WHAT shall my gift be to the dead one lying

Wrapp’d in the mantle of her mother earth?

No tear, no voice, no prayer, or any sighing,

Gives back her face made beautiful by birth.

Honor was due to one whose soul was tender,

Whose nature quicken’d at the touch of art;

Now that the struggle’s over, God will send her

Mercy and peace to soothe her troubled heart.

Tears will be shed; for who dare raise the finger

Of scorn when all is buried in the grave?

Some pity near her memory will linger:

Upon life’s stormy sea she toss’d—a wave!

Life’s weary hill she bravely fell in breasting,

Her work was done; “Oh, take me home,” she sighs;

Whisper it low, she sleeps not, “she is resting,”—

So fell the curtain, and she clos’d her eyes.
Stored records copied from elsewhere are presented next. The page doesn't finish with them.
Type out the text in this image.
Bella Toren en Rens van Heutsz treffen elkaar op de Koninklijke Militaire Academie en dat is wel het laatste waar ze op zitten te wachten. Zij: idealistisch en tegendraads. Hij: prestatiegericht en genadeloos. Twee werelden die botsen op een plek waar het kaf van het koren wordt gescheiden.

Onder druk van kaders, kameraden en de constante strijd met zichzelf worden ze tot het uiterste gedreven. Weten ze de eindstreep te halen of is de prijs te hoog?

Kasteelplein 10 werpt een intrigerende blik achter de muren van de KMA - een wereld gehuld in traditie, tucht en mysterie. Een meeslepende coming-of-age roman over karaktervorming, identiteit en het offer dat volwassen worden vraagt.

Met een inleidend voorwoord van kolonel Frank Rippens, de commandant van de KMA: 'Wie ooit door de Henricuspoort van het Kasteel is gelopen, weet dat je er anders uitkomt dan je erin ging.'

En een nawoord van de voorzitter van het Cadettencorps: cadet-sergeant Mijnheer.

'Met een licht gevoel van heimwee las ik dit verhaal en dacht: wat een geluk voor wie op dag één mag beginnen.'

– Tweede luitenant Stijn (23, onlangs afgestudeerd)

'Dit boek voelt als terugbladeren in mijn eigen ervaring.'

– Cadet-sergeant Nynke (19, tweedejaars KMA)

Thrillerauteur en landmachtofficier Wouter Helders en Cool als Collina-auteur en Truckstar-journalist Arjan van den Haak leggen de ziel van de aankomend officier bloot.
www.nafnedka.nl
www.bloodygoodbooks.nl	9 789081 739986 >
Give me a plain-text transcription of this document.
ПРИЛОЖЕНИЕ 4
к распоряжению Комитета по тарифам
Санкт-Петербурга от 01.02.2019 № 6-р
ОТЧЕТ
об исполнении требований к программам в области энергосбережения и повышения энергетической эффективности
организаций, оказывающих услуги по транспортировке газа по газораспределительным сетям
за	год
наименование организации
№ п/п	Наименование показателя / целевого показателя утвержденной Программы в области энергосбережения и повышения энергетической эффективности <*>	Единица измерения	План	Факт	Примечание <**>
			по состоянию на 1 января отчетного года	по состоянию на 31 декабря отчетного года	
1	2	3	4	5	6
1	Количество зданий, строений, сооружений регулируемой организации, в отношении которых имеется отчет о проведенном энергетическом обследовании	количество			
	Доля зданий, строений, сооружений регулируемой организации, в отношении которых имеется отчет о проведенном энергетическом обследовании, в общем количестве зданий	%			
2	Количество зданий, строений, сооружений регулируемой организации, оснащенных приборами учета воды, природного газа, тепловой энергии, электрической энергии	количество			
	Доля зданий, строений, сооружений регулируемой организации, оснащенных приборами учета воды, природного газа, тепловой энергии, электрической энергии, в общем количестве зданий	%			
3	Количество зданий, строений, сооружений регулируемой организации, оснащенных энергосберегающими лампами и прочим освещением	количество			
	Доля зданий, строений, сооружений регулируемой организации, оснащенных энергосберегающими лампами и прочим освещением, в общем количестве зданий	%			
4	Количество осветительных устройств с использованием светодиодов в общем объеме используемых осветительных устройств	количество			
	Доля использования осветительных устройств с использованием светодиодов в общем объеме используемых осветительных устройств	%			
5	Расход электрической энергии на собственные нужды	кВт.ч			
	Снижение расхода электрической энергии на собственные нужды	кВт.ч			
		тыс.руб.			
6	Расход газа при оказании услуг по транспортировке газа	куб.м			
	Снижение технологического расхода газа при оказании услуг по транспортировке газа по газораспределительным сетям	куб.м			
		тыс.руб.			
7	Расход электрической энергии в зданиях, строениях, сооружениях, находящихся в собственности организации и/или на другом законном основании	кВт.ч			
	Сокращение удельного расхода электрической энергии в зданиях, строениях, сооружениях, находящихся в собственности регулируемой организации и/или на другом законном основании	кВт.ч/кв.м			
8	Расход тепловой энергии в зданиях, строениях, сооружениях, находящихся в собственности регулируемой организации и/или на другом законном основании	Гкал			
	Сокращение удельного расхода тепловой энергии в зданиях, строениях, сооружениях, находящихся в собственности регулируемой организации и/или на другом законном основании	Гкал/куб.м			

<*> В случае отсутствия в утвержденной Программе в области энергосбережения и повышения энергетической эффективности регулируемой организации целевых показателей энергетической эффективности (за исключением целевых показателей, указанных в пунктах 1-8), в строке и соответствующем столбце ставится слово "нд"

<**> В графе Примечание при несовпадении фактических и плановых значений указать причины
The flowers she lov’d will deck the cross that shows us

Where all remains of what was once so fair.

Yes! she is dead, but still, perhaps, she knows us

Who say “Implora pace!” for our prayer.

They gave love’s playthings, who were wont to win her,

As Juliet coax’d to happiness her nurse;

But I, who knew the goodness that was in her,

Place humbly on her grave—this leaf of verse!